With the number of web and phone applications available today, most people experience a number of different user interfaces on a daily basis. Most consumer-focused interfaces are pretty nice, but a lot of enterprise or internal company interfaces are not.

In my years of working with many different companies, I’ve seen some crazy things for user interfaces. Sometimes I find myself asking if the developer was colorblind, and other times I’m simply baffled at the number of steps required to accomplish a single task in the system. If I weren’t walking through the system with someone who had been using it for years, I wouldn’t even know where to begin to find the necessary information.

Developing a user interface is about more than just how it looks. It’s also about information flow. Do the menus make sense to the user? Does information in the system flow in a logical way for that specific business? Can a single task be accomplished from a single menu, or does it require three different menu options to do one thing?

Yes, the design matters, too. Some developers don’t understand the importance of a clean interface. But that’s sometimes what you get when a “bits and bytes” developer creates something for an entire company to use. It makes sense to them as a developer, and they don’t realize that it’s difficult for a non-developer to use.
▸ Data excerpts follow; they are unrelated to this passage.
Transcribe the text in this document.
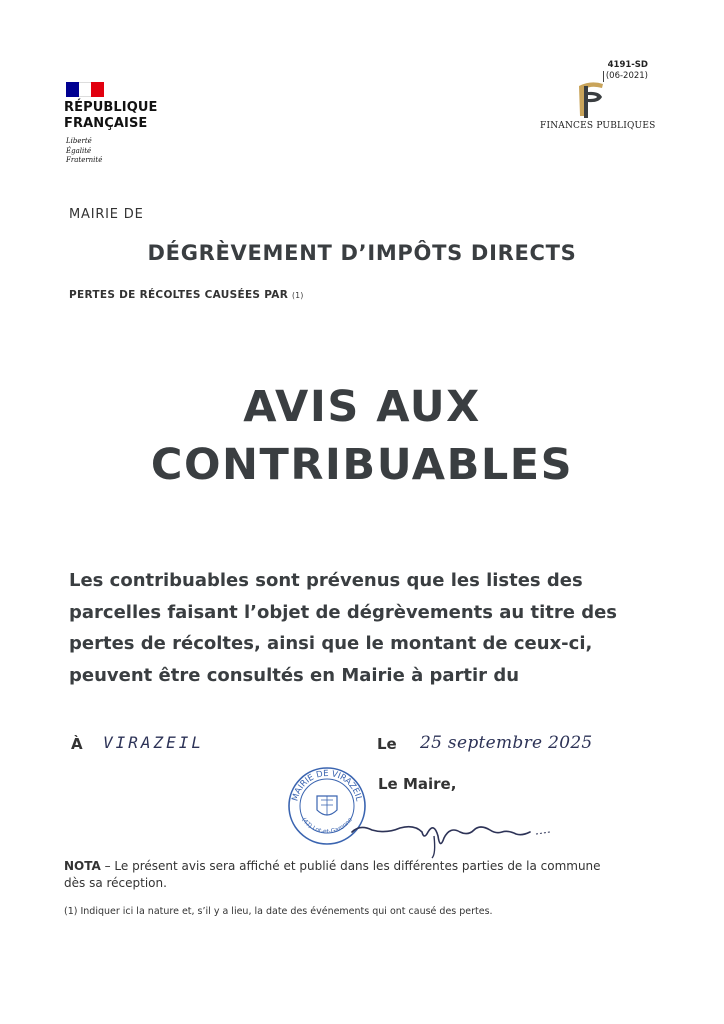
RÉPUBLIQUE FRANÇAISE
Liberté
Égalité
Fraternité
4191-SD
(06-2021)
FINANCES PUBLIQUES
MAIRIE DE
DÉGRÈVEMENT D’IMPÔTS DIRECTS
PERTES DE RÉCOLTES CAUSÉES PAR (1)
AVIS AUX
CONTRIBUABLES
Les contribuables sont prévenus que les listes des parcelles faisant l’objet de dégrèvements au titre des pertes de récoltes, ainsi que le montant de ceux-ci, peuvent être consultés en Mairie à partir du
À VIRAZEIL	Le 25 septembre 2025
Le Maire,
MAIRIE DE VIRAZEIL
(47) Lot-et-Garonne
NOTA – Le présent avis sera affiché et publié dans les différentes parties de la commune dès sa réception.
(1) Indiquer ici la nature et, s’il y a lieu, la date des événements qui ont causé des pertes.
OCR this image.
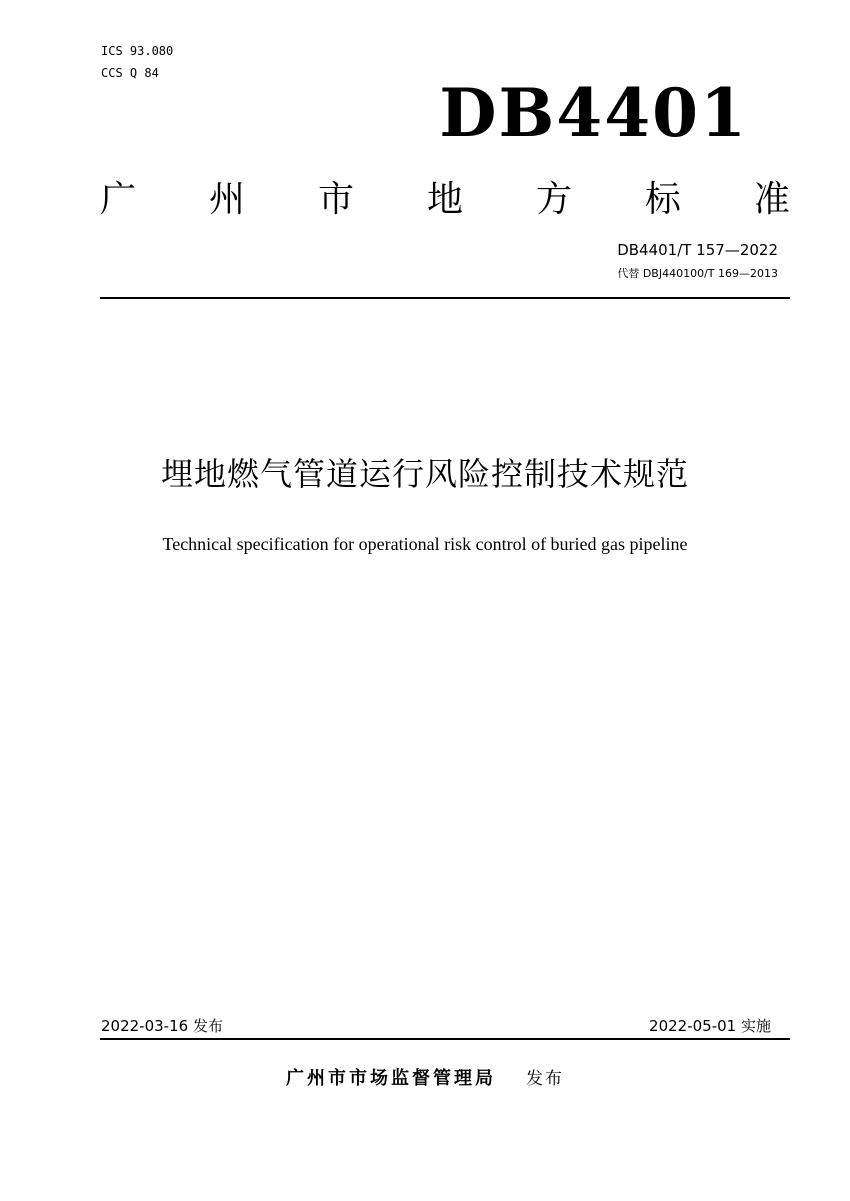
ICS 93.080
CCS Q 84
DB4401
广 州 市 地 方 标 准
DB4401/T 157—2022
代替 DBJ440100/T 169—2013
埋地燃气管道运行风险控制技术规范
Technical specification for operational risk control of buried gas pipeline
2022-03-16 发布	2022-05-01 实施
广州市市场监督管理局 发布
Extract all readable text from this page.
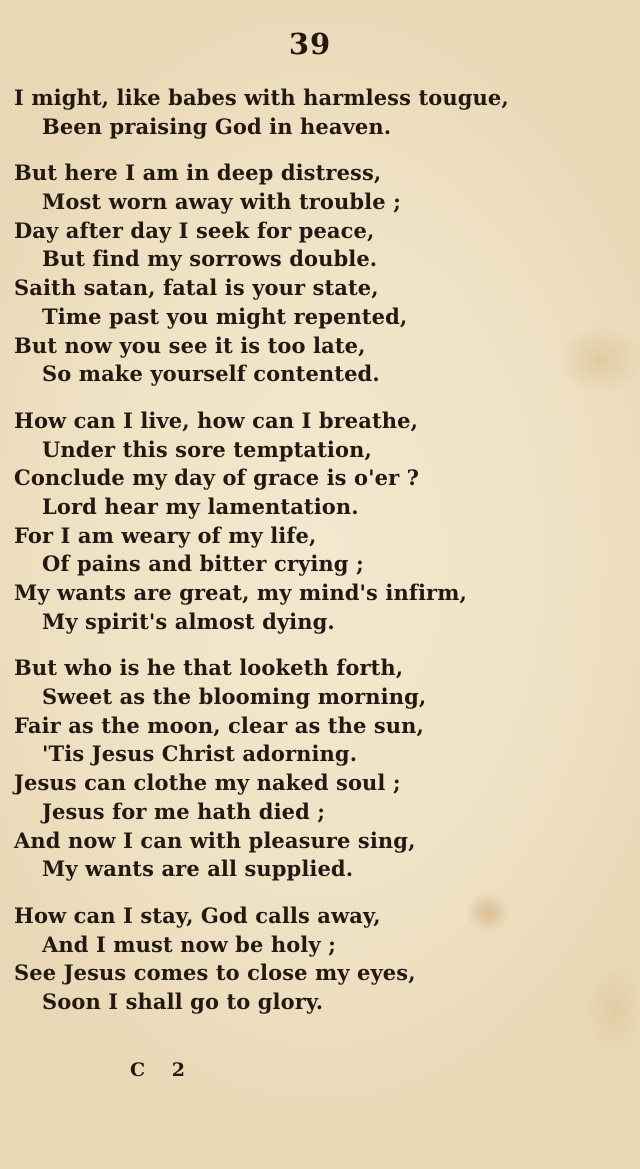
39
I might, like babes with harmless tougue,
Been praising God in heaven.
But here I am in deep distress,
Most worn away with trouble ;
Day after day I seek for peace,
But find my sorrows double.
Saith satan, fatal is your state,
Time past you might repented,
But now you see it is too late,
So make yourself contented.
How can I live, how can I breathe,
Under this sore temptation,
Conclude my day of grace is o'er ?
Lord hear my lamentation.
For I am weary of my life,
Of pains and bitter crying ;
My wants are great, my mind's infirm,
My spirit's almost dying.
But who is he that looketh forth,
Sweet as the blooming morning,
Fair as the moon, clear as the sun,
'Tis Jesus Christ adorning.
Jesus can clothe my naked soul ;
Jesus for me hath died ;
And now I can with pleasure sing,
My wants are all supplied.
How can I stay, God calls away,
And I must now be holy ;
See Jesus comes to close my eyes,
Soon I shall go to glory.
C 2
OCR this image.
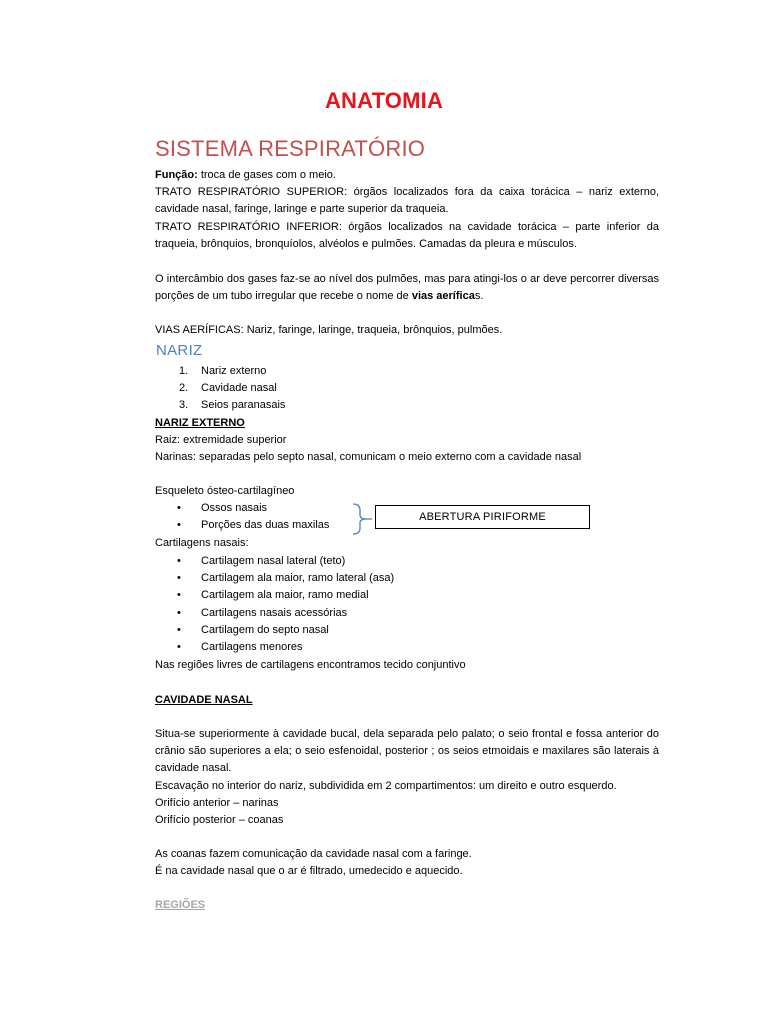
ANATOMIA
SISTEMA RESPIRATÓRIO

Função: troca de gases com o meio.

TRATO RESPIRATÓRIO SUPERIOR: órgãos localizados fora da caixa torácica – nariz externo, cavidade nasal, faringe, laringe e parte superior da traqueia.

TRATO RESPIRATÓRIO INFERIOR: órgãos localizados na cavidade torácica – parte inferior da traqueia, brônquios, bronquíolos, alvéolos e pulmões. Camadas da pleura e músculos.

O intercâmbio dos gases faz-se ao nível dos pulmões, mas para atingi-los o ar deve percorrer diversas porções de um tubo irregular que recebe o nome de vias aeríficas.

VIAS AERÍFICAS: Nariz, faringe, laringe, traqueia, brônquios, pulmões.

NARIZ
1. Nariz externo
2. Cavidade nasal
3. Seios paranasais

NARIZ EXTERNO

Raiz: extremidade superior

Narinas: separadas pelo septo nasal, comunicam o meio externo com a cavidade nasal

Esqueleto ósteo-cartilagíneo

• Ossos nasais
• Porções das duas maxilas
ABERTURA PIRIFORME

Cartilagens nasais:

• Cartilagem nasal lateral (teto)
• Cartilagem ala maior, ramo lateral (asa)
• Cartilagem ala maior, ramo medial
• Cartilagens nasais acessórias
• Cartilagem do septo nasal
• Cartilagens menores

Nas regiões livres de cartilagens encontramos tecido conjuntivo

CAVIDADE NASAL

Situa-se superiormente à cavidade bucal, dela separada pelo palato; o seio frontal e fossa anterior do crânio são superiores a ela; o seio esfenoidal, posterior ; os seios etmoidais e maxilares são laterais à cavidade nasal.

Escavação no interior do nariz, subdividida em 2 compartimentos: um direito e outro esquerdo.

Orifício anterior – narinas

Orifício posterior – coanas

As coanas fazem comunicação da cavidade nasal com a faringe.

É na cavidade nasal que o ar é filtrado, umedecido e aquecido.

REGIÕES
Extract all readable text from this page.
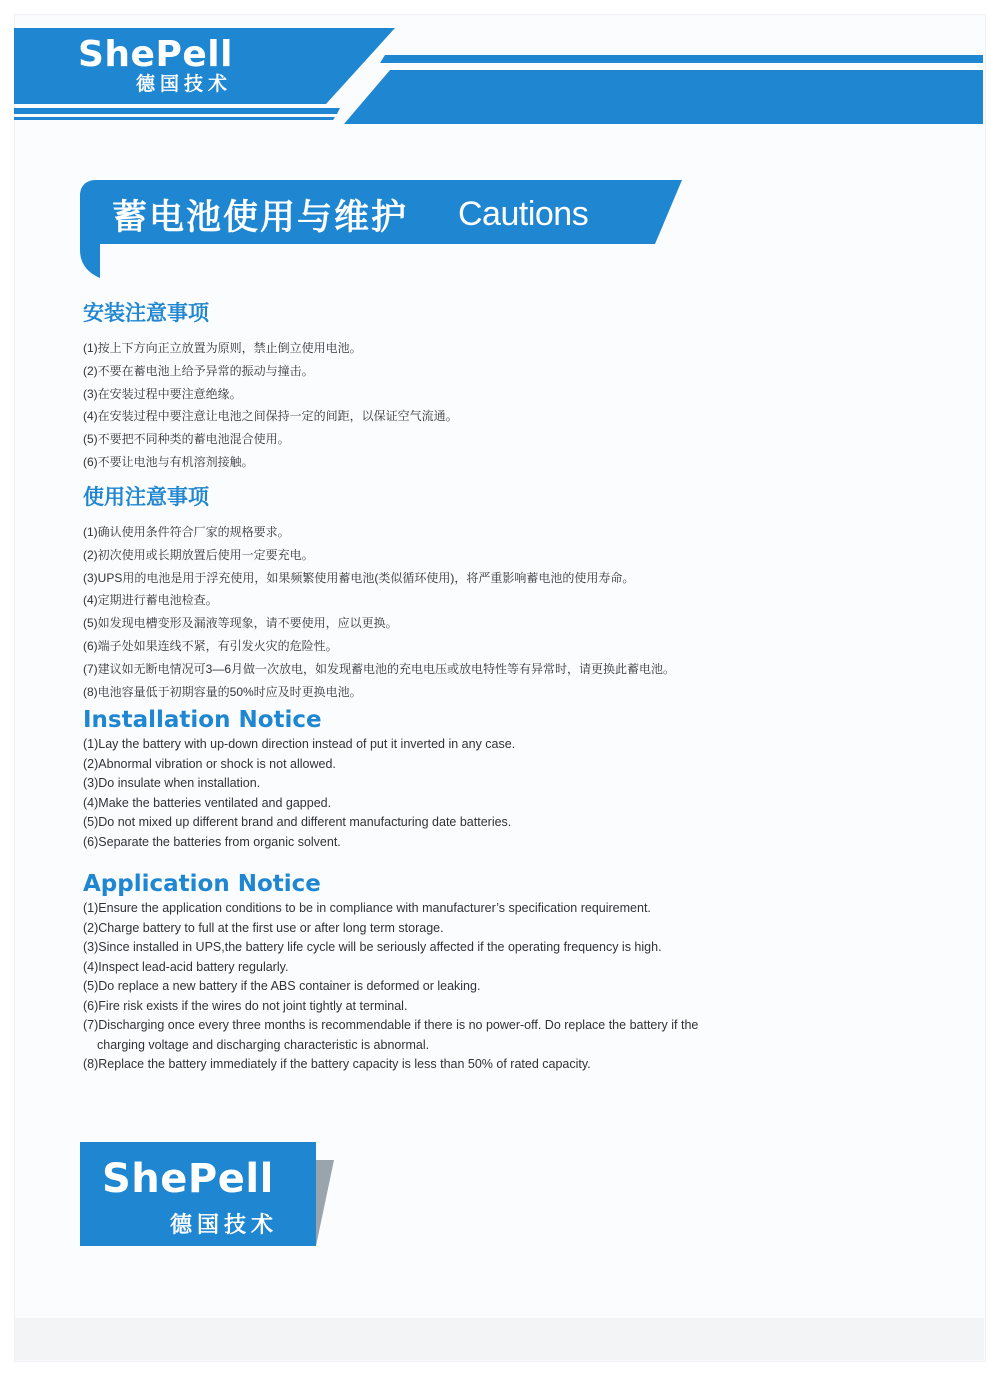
ShePell
德国技术
蓄电池使用与维护 Cautions
安装注意事项
(1)按上下方向正立放置为原则，禁止倒立使用电池。
(2)不要在蓄电池上给予异常的振动与撞击。
(3)在安装过程中要注意绝缘。
(4)在安装过程中要注意让电池之间保持一定的间距，以保证空气流通。
(5)不要把不同种类的蓄电池混合使用。
(6)不要让电池与有机溶剂接触。
使用注意事项
(1)确认使用条件符合厂家的规格要求。
(2)初次使用或长期放置后使用一定要充电。
(3)UPS用的电池是用于浮充使用，如果频繁使用蓄电池(类似循环使用)，将严重影响蓄电池的使用寿命。
(4)定期进行蓄电池检查。
(5)如发现电槽变形及漏液等现象，请不要使用，应以更换。
(6)端子处如果连线不紧，有引发火灾的危险性。
(7)建议如无断电情况可3—6月做一次放电，如发现蓄电池的充电电压或放电特性等有异常时，请更换此蓄电池。
(8)电池容量低于初期容量的50%时应及时更换电池。
Installation Notice
(1)Lay the battery with up-down direction instead of put it inverted in any case.
(2)Abnormal vibration or shock is not allowed.
(3)Do insulate when installation.
(4)Make the batteries ventilated and gapped.
(5)Do not mixed up different brand and different manufacturing date batteries.
(6)Separate the batteries from organic solvent.
Application Notice
(1)Ensure the application conditions to be in compliance with manufacturer’s specification requirement.
(2)Charge battery to full at the first use or after long term storage.
(3)Since installed in UPS,the battery life cycle will be seriously affected if the operating frequency is high.
(4)Inspect lead-acid battery regularly.
(5)Do replace a new battery if the ABS container is deformed or leaking.
(6)Fire risk exists if the wires do not joint tightly at terminal.
(7)Discharging once every three months is recommendable if there is no power-off. Do replace the battery if the charging voltage and discharging characteristic is abnormal.
(8)Replace the battery immediately if the battery capacity is less than 50% of rated capacity.
ShePell
德国技术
But many enterprise user interfaces are used by hundreds of non-developers every day!

A lot of companies continue to foster terrible user interface design either because they simply don’t know it’s terrible or they’re unwilling to invest the time (or money) in something better. But there’s a cost to poor user interface design—both in terms of employee frustration and in actual time spent using the interface.

How much money do you lose when employees can’t figure out how to use your system? Or when they have to click through multiple different menus to pull one piece of information? It’s an intangible cost, but it’s there.

In recent years, I’ve seen an increased awareness of the importance of user interfaces, although it’s still going to be quite a while before every company has a quality user interface. But new developers are leading the charge because they’ve been exposed to so many consumer user interfaces. They realize that enterprise interfaces deserve the same level of quality and ease of use. And that’s a good thing!